Peruanischer Polizei fehlen Beweise: Ermordert wegen Körperfetts
Angeblich wurde das Menschenfett für kosmetische Zwecke verkauft. Doch Mediziner und Medien sind skeptisch.
LIMA ap/taz | Eine Mörderbande im Dschungel von Peru hat nach Polizeiangaben Menschen umgebracht und ihnen das Körperfett entzogen, um es für kosmetische Zwecke zu verkaufen. Verhaftete Bandenmitglieder hätten fünf Morde gestanden, doch könnten es viel mehr gewesen sein, erklärte Polizeioberst Jorge Mejia. Allein der noch flüchtige Anführer soll laut einem Verdächtigen schon seit über 30 Jahren Menschen wegen ihres Fetts töten. Mediziner und seriöse peruanische Medien reagierten skeptisch.

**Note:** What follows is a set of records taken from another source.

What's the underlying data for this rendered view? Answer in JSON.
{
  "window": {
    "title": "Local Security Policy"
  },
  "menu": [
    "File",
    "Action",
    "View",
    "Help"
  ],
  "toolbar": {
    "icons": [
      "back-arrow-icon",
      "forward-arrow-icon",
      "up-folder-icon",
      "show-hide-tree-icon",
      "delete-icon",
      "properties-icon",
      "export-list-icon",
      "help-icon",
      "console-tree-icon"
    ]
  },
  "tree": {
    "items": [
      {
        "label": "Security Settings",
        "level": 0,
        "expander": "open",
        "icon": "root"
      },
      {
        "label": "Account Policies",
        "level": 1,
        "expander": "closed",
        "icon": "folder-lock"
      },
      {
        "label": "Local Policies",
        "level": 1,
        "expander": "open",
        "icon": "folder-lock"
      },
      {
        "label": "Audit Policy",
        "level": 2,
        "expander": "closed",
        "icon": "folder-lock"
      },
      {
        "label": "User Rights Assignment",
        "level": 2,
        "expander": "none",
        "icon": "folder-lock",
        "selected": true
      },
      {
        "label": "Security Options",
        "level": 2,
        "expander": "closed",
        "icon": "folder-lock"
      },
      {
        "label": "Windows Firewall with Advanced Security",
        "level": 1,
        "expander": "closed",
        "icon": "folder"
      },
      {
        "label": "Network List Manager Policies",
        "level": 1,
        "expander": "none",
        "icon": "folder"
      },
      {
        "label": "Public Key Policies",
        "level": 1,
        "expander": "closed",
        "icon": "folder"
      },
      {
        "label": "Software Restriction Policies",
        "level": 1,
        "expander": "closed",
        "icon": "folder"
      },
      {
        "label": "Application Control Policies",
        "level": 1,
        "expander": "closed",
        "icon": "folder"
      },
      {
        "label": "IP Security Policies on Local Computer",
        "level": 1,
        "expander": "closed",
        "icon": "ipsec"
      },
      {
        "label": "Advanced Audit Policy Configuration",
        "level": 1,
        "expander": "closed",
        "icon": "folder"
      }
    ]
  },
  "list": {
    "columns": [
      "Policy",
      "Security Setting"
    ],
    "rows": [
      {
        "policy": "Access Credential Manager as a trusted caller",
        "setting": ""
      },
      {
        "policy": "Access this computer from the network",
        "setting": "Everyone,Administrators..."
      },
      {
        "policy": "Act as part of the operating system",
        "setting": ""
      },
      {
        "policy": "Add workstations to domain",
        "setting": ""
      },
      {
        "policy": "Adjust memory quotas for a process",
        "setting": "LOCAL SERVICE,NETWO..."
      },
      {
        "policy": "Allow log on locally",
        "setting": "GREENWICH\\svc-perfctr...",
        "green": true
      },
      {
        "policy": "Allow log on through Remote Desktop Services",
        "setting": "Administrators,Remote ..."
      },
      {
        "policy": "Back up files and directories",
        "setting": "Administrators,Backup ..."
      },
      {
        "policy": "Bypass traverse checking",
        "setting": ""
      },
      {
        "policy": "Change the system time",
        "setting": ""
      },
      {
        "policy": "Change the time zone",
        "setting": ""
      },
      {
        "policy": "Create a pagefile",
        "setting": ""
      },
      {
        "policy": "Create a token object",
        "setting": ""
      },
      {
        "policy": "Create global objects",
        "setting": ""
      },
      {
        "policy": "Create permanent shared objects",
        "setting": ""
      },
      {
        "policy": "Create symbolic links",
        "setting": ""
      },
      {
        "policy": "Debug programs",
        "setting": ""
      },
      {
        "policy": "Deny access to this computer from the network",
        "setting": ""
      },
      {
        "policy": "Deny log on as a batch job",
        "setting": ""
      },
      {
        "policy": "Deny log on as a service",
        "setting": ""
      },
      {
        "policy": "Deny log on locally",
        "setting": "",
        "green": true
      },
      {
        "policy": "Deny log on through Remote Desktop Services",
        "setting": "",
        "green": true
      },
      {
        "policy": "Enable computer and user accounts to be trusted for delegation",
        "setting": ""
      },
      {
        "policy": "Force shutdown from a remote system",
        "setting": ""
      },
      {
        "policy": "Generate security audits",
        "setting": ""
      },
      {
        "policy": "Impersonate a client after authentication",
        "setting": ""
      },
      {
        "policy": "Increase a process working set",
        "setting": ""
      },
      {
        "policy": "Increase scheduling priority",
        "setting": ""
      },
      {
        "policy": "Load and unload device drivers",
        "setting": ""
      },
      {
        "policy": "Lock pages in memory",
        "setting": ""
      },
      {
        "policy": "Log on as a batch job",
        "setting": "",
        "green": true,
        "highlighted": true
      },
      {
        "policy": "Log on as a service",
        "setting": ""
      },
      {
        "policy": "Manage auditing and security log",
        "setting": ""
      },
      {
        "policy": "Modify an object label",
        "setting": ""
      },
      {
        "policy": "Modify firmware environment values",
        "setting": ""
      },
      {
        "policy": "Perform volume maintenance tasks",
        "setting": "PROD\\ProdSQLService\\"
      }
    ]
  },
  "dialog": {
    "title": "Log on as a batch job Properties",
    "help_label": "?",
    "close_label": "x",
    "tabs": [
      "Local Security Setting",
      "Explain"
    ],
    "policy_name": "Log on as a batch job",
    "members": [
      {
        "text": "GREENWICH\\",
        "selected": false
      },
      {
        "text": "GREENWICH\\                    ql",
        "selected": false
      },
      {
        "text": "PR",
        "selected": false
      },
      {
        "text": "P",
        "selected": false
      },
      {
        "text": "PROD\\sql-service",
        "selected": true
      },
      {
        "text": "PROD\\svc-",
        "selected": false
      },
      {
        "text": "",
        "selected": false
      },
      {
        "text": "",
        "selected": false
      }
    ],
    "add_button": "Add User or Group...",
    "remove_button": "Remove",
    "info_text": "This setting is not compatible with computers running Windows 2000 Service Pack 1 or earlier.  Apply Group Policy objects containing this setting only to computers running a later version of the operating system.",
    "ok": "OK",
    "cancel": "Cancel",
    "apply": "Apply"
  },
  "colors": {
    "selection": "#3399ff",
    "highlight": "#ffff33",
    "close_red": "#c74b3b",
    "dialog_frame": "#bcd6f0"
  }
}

Die Polizei gab der Bande den Namen "Pishtacos" - nach mythischen Gestalten der peruanischen Sagenwelt, die ihre Opfer gevierteilt und ihnen das Fett ausgesogen haben sollen. Zwei Verhaftete hatten laut Mejia bei ihrer Ergreifung Flaschen mit flüssigem Menschenfett dabei, das nach ihrer Aussage umgerechnet 10.000 Euro pro Liter wert sei. Verkauft wurde es an Mittelsmänner in der Hauptstadt Lima und ging nach Vermutung der Polizei an Kosmetikfirmen in Europa. Beweise dafür hat Mejia nicht.
In der Provinz Huanoco, wo die Bande aktiv war, wurden allein 2009 mindestens 60 Menschen als vermisst gemeldet. Doch sind dort auch Drogenschmuggler und Rebellen aktiv. Die Polizei bekam laut Mejia einen Tipp, dass in Lima Fett aus dem Dschungel verkauft werde. Es gelang, Zugang zu der Bande und auch eine Probe der Flüssigkeit zu bekommen. Eine Analyse bestätigte, dass es sich um menschliches Fett handelte. Anfang November wurden in Lima zwei Verdächtige mit Fett in einer Flasche gefasst.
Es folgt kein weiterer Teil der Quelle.